Vergewaltigungsprozess: Angeklagter freigesprochen: „Urteil von Cagliari ist sexistisch, Opfer muss entschädigt werden.“
Eine Frau erstattete Anzeige gegen einen Carabinieri-Beamten. Er wurde zunächst verurteilt, später jedoch freigesprochen. Ein von den Vereinten Nationen anerkannter Ausschuss befand das Urteil jedoch für auf Geschlechterstereotypen beruhend. Der Staat zahlte keine Entschädigung; der Fall liegt nun dem Parlament vor.Per restare aggiornato entra nel nostro canale Whatsapp
Sie hatte eine sexuelle Nötigung angezeigt. Der mutmaßliche Täter, ein Carabinieri, der ihr eigentlich helfen sollte, wurde in erster Instanz verurteilt. Das Urteil wurde in der Berufung aufgehoben, der Oberste Gerichtshof bestätigte den Freispruch. Doch die heute 60-jährige Cagliarierin wandte sich an den Ausschuss für die Beseitigung der Diskriminierung der Frau (CEDAW), ein Gremium, das auf Grundlage eines von den Vereinten Nationen verabschiedeten internationalen Vertrags eingerichtet wurde. Die Entscheidung fiel 2022: Der Freispruch, so der CEDAW, sei auf der Grundlage von „Geschlechterstereotypen“ ergangen, und die Richter in Cagliari hätten ihre Urteile „auf verzerrte Wahrnehmungen, vorgefasste Meinungen und Mythen, nicht auf relevante Fakten“ gestützt.

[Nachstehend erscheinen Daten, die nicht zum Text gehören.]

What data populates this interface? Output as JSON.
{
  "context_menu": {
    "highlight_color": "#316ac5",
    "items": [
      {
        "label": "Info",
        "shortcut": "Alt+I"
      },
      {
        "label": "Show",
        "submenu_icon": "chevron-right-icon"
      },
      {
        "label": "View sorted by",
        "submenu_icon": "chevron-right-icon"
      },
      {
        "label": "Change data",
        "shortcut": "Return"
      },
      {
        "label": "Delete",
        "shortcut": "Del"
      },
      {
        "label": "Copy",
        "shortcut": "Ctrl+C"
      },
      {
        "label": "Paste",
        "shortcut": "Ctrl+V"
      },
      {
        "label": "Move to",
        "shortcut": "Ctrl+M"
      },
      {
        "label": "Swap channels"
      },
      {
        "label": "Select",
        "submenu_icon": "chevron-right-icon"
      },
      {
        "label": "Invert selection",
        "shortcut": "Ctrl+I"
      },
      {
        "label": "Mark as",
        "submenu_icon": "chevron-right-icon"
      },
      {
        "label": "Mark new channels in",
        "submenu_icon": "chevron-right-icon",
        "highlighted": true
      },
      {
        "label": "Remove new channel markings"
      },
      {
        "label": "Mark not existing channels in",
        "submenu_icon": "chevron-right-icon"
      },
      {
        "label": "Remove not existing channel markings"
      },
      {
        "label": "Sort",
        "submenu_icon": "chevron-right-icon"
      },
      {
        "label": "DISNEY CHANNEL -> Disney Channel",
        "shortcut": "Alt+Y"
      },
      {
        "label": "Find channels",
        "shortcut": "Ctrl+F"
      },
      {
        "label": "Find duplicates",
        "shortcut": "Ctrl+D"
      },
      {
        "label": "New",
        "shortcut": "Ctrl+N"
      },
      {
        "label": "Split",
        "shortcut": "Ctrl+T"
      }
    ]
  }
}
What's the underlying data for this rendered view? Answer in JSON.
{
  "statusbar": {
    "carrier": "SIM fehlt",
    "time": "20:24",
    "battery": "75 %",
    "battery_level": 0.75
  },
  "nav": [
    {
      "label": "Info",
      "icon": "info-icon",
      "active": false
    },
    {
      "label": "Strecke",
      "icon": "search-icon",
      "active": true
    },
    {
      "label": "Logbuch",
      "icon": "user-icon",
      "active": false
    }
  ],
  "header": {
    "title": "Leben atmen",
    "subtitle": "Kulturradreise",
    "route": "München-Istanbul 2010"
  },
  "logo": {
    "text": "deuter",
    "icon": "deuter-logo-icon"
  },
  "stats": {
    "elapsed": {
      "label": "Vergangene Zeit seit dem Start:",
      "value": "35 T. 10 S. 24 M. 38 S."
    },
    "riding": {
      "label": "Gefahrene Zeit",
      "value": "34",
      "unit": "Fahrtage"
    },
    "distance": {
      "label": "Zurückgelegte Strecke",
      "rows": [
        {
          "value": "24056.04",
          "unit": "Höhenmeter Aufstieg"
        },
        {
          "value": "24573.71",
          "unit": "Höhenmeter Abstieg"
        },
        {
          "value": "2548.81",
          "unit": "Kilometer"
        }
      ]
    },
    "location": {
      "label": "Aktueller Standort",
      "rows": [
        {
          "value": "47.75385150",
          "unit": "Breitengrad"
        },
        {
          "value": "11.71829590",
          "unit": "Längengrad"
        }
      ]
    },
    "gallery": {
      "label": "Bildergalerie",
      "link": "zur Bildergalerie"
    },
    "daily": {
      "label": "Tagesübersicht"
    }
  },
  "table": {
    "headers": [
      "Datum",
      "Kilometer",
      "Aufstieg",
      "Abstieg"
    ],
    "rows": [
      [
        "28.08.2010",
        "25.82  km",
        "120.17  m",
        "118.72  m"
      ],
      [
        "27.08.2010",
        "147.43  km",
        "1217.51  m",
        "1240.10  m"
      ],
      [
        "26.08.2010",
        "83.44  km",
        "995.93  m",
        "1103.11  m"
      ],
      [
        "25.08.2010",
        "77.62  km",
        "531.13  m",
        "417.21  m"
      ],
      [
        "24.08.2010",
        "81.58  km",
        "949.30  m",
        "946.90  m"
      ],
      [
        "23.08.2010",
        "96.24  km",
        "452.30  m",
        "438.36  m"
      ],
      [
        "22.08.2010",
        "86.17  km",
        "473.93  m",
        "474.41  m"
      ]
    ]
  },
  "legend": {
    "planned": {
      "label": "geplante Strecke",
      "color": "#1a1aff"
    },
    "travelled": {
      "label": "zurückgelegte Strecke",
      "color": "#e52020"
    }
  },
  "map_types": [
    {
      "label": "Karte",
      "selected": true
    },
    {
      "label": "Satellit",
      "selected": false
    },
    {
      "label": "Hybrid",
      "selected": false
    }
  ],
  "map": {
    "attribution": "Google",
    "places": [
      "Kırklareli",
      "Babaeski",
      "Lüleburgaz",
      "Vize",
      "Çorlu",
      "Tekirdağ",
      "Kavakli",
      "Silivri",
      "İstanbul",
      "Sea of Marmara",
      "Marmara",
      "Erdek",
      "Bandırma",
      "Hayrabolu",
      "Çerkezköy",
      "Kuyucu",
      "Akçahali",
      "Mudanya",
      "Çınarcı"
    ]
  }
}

Diese Faktoren führen allzu oft dazu, dass Frauen in Strafverfahren wegen geschlechtsspezifischer Straftaten unterliegen. Aus diesem Grund wurde der italienische Staat, dem Mängel in seinem Justizsystem vorgeworfen wurden, zur Zahlung einer Entschädigung aufgefordert. Doch nach drei Jahren ist nichts geschehen. Und der Fall ist nun im Parlament gelandet: Die Regierung ist aufgefordert, darzulegen, wie sie einzugreifen gedenkt.
Der Fall
Die Ereignisse datieren aus dem Jahr 2008. Eines muss sofort klargestellt werden: Laut italienischem Justizsystem ist der Angeklagte unschuldig, wie ein rechtskräftiges Urteil belegt. Der Fall wurde in dem über 20-seitigen Urteil des UN-Gremiums rekonstruiert. Die Frau hatte die Carabinieri kontaktiert, um Misshandlungen durch ihren Ehemann anzuzeigen. Einer der beteiligten Beamten kontaktierte sie am folgenden Tag zu einem Gespräch. Bei dieser Gelegenheit kam es im Haus zum Geschlechtsverkehr. Vergewaltigung, wie sie später aussagte. Es kam zu einem Prozess. Das Gericht in Cagliari verurteilte den Soldaten in erster Instanz zu sechs Jahren Haft. Er legte Berufung ein und gewann das Verfahren.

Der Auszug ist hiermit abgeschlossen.